Thermodynamic entropy of a magnetized Ree-Eyring particle-fluid motion with irreversibility process: A mathematical paradigm

This article deals with the entropy generation and irreversibility process under the effects of partial slip on magnetic dusty liquid induced by peristaltic wave through a porous channel. The Ree-Eyring fluid model has been used for a governing flow. Mathematical modelling is based on Ohm's law, continuity equation, Darcy law and momentum equation. Analytical solutions are presented for fluid and particle phase. The effects of different pertinent parameters are considered for Newtonian and non-Newtonian cases. Numerical integration has been carried out using a computational software to analyse the pumping characteristics. The behaviour of velocity profile, trapping mechanism, entropy generation, Bejan number, temperature distribution, and pressure rise are investigated.
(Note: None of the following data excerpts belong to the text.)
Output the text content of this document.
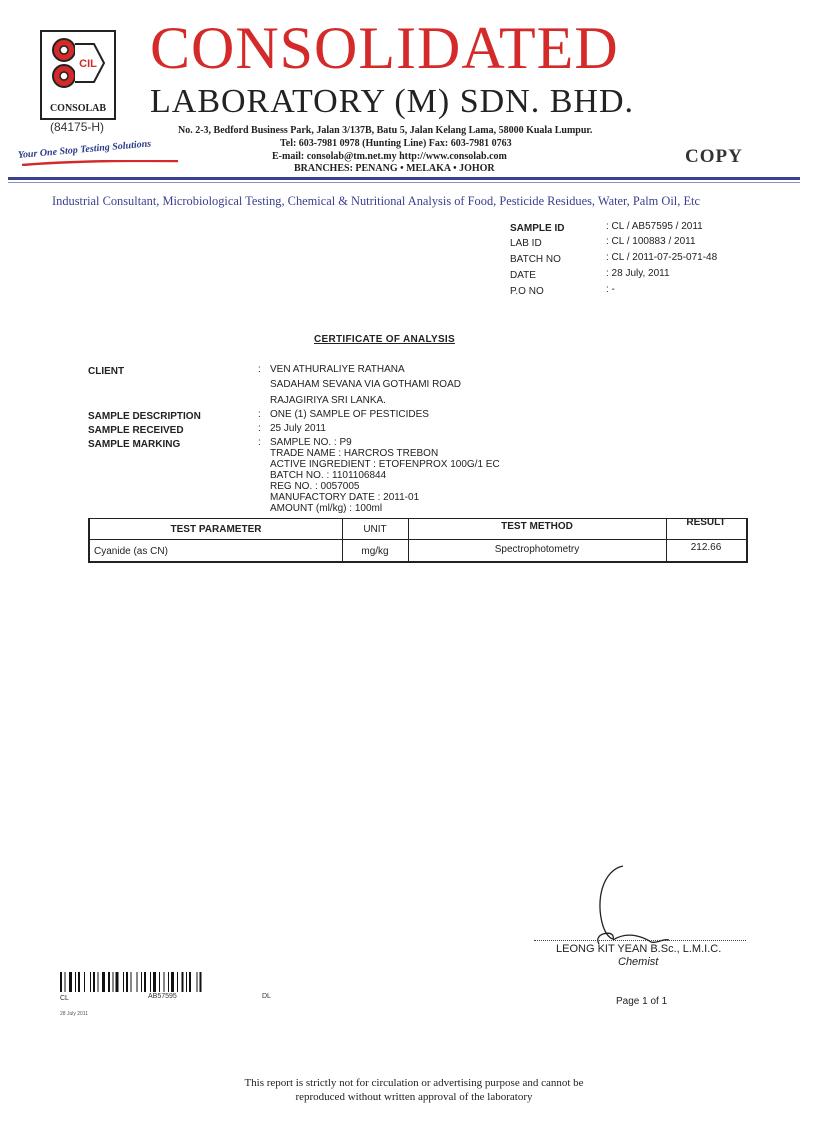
CIL
CONSOLAB
(84175-H)
Your One Stop Testing Solutions
CONSOLIDATED
LABORATORY (M) SDN. BHD.
No. 2-3, Bedford Business Park, Jalan 3/137B, Batu 5, Jalan Kelang Lama, 58000 Kuala Lumpur.
Tel: 603-7981 0978 (Hunting Line) Fax: 603-7981 0763
E-mail: consolab@tm.net.my http://www.consolab.com
BRANCHES: PENANG • MELAKA • JOHOR
COPY
Industrial Consultant, Microbiological Testing, Chemical & Nutritional Analysis of Food, Pesticide Residues, Water, Palm Oil, Etc
SAMPLE ID	: CL / AB57595 / 2011
LAB ID	: CL / 100883 / 2011
BATCH NO	: CL / 2011-07-25-071-48
DATE	: 28 July, 2011
P.O NO	: -
CERTIFICATE OF ANALYSIS
CLIENT	: VEN ATHURALIYE RATHANA
SADAHAM SEVANA VIA GOTHAMI ROAD
RAJAGIRIYA SRI LANKA.
SAMPLE DESCRIPTION	: ONE (1) SAMPLE OF PESTICIDES
SAMPLE RECEIVED	: 25 July 2011
SAMPLE MARKING	: SAMPLE NO. : P9
TRADE NAME : HARCROS TREBON
ACTIVE INGREDIENT : ETOFENPROX 100G/1 EC
BATCH NO. : 1101106844
REG NO. : 0057005
MANUFACTORY DATE : 2011-01
AMOUNT (ml/kg) : 100ml
TEST PARAMETER	UNIT	TEST METHOD	RESULT
Cyanide (as CN)	mg/kg	Spectrophotometry	212.66
LEONG KIT YEAN B.Sc., L.M.I.C.
Chemist
Page 1 of 1
CL	AB57595	DL
28 July 2011
This report is strictly not for circulation or advertising purpose and cannot be
reproduced without written approval of the laboratory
From the obtained results, it is noticed that entropy generation and Bejan number enhanced due to the presence of Brinkman number as well as with the strong influence of non-Newtonian effects. The presence of particles in the fluid decelerates the flow. The magnetic and fluid parameter perform in a similar manner on peristaltic pumping. The temperature profile shows increasing behaviour against higher values of Brinkman number and magnetic field. The present analysis presents different interesting results that help examine dusty fluid with other rheological working fluid models. This work is also applicable in smart fluid pumping systems in aerospace and nuclear industry as well as peristaltic electromagnetic micro-pumps in bio-medical engineering.

Automated summary

This study investigates the irreversibility process and entropy generation of magnetic dusty liquid under the effects of partial slip in a porous channel, using mathematical modeling and numerical analysis. The results show that entropy generation and Bejan number are influenced by the Brinkman number and non-Newtonian effects. The presence of particles in the fluid decelerates the flow, while the magnetic and fluid parameters have similar effects on peristaltic pumping performance.